Кони шли шагом, Александр, успокоясь, стал рассказывать. Приехал важный посол из Орды, и Олег поспешил навстречу хану. Встретил его близ Ельца, за речкой Красивой Мечей, принёс дары и покорную голову. Тохтамыш принял милостиво рязанского князя, выдал ему ярлык на рязанские владения, внял просьбам Олега не опустошать рязанские волости, даже позволил князю провести войско до Оки. Орда шла путём Мамая, но Непрядва была уже далеко позади. А сегодня утром в стан Тохтамыша привезли нижегородских княжичей Василия и Семёна – они передали хану покорную грамоту их отца...
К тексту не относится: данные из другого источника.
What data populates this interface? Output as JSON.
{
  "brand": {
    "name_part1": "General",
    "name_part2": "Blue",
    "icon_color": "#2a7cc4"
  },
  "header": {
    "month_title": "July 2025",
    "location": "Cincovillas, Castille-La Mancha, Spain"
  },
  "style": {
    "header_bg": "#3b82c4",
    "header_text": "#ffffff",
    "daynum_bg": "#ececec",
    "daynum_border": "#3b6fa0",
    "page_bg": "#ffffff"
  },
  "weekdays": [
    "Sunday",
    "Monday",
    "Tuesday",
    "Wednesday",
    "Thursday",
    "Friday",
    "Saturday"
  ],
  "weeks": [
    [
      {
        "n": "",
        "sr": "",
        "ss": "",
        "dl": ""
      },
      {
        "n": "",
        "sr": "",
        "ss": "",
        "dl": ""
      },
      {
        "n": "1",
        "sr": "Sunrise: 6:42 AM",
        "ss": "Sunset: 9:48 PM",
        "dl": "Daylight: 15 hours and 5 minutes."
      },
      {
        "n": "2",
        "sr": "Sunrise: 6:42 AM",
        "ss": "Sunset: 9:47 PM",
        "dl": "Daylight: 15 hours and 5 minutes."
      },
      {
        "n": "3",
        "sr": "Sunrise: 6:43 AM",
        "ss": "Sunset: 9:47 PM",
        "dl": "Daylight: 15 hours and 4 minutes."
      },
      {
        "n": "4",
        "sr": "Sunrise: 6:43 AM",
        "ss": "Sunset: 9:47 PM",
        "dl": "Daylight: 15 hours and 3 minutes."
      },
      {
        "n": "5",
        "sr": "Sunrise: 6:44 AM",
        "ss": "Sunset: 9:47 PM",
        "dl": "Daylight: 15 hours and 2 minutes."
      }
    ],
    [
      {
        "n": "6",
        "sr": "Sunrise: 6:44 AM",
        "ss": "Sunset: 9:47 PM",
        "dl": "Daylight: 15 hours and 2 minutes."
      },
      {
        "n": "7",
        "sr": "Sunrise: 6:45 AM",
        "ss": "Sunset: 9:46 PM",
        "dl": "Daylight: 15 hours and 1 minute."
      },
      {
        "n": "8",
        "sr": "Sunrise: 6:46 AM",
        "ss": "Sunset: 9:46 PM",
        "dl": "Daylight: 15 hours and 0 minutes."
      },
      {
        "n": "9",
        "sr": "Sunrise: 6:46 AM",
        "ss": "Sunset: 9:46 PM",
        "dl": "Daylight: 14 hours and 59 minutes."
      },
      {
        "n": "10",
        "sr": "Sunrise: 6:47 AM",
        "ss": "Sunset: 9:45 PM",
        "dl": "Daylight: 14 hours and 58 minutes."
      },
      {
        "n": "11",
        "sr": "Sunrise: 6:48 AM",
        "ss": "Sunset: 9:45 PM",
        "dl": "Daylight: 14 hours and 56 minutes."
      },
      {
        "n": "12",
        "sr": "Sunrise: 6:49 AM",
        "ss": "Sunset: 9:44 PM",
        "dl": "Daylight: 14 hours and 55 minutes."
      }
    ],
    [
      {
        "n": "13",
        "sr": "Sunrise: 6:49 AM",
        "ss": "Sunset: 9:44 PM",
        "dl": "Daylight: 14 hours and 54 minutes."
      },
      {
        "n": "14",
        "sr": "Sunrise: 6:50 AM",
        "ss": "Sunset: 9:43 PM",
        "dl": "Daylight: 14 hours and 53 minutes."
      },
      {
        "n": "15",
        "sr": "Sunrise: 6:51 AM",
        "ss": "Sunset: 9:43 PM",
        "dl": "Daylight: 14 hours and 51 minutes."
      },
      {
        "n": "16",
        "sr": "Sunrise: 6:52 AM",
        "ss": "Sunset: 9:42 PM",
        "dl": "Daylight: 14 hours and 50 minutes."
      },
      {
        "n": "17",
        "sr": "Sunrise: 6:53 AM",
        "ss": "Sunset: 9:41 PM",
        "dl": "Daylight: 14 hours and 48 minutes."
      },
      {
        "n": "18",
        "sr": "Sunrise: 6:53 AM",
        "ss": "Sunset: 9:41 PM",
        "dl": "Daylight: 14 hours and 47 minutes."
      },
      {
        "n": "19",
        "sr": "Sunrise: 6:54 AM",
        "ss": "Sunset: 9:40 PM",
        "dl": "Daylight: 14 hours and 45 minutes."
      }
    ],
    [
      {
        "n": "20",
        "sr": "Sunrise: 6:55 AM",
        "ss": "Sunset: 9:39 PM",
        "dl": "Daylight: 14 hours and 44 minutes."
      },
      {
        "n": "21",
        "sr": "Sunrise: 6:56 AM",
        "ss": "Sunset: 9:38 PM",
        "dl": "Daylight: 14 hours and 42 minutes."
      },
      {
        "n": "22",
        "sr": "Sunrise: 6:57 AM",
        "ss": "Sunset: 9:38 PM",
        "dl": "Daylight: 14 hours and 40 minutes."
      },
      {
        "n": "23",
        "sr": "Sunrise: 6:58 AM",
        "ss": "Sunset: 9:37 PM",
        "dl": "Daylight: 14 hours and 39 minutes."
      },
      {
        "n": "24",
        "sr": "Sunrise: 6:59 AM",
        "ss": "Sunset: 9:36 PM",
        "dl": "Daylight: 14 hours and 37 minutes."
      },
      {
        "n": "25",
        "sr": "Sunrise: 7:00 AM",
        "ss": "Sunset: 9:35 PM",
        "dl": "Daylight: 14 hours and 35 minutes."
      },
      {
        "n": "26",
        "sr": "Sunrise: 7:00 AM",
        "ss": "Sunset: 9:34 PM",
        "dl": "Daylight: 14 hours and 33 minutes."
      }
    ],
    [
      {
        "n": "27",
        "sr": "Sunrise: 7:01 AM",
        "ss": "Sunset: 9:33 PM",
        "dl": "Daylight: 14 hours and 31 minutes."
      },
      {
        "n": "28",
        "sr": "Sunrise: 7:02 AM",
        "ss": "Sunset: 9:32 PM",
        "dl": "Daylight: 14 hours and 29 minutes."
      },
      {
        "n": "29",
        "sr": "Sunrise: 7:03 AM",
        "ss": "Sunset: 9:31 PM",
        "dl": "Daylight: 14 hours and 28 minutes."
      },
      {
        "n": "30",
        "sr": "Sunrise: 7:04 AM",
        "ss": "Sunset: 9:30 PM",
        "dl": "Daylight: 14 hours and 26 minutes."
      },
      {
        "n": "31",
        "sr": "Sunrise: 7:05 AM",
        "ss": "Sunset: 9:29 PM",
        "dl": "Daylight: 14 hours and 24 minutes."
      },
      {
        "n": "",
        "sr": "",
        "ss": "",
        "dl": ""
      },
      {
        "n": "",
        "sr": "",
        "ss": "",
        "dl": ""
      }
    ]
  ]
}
Мысли Олексы метались. Хан крался к Москве тихо, по-воровски. Боится? Но почему великие князья приносят ему покорность?..
–Я ж говорил! Вон оне – догоняют! – Олекса встрепенулся от крика рязанца и увидел: слева, в полуверсте, припадая к конским гривам и оттого едва различимые за кустами и бурьянами, неслись серые всадники.
–Татары!..
Бросили коней в галоп. Рязанец мчался рядом с Олексой. Выдержит ли его лошадь? Дотянуть бы скорей до засады, а приходилось уклоняться – враг резал дорогу.
Из-под копыт взметнулся в воздух заяц, жеребец так шарахнулся, что едва не сбросил Олексу, он, ругаясь, обернулся – враги приближались, их было не меньше десятка. Теперь они шли в пяту разведчикам – можно вести. Прибавили ходу. Через четверть часа Олекса услышал, как часто и громко дышит конь рязанца, и скомандовал:
–А ну, придержи, молодцы!
Решив, что кони русских утомились, степняки заработали плетьми, до разведчиков долетели вой и улюлюканье. Оборачиваясь, Олекса уже различал кожаные брони, обнажённые руки, приплюснутые мисюрки с короткими еловицами.
Поле вспухло горбом, потом стало падать крутым увалом в низину. В одном её конце лежало озерко, заросшее рогозом и тростником, в другом рогатился боярышник вперемежку с берёзками и лабазником. На бугре Олекса остановился как бы в сомнении – спускаться ли вниз?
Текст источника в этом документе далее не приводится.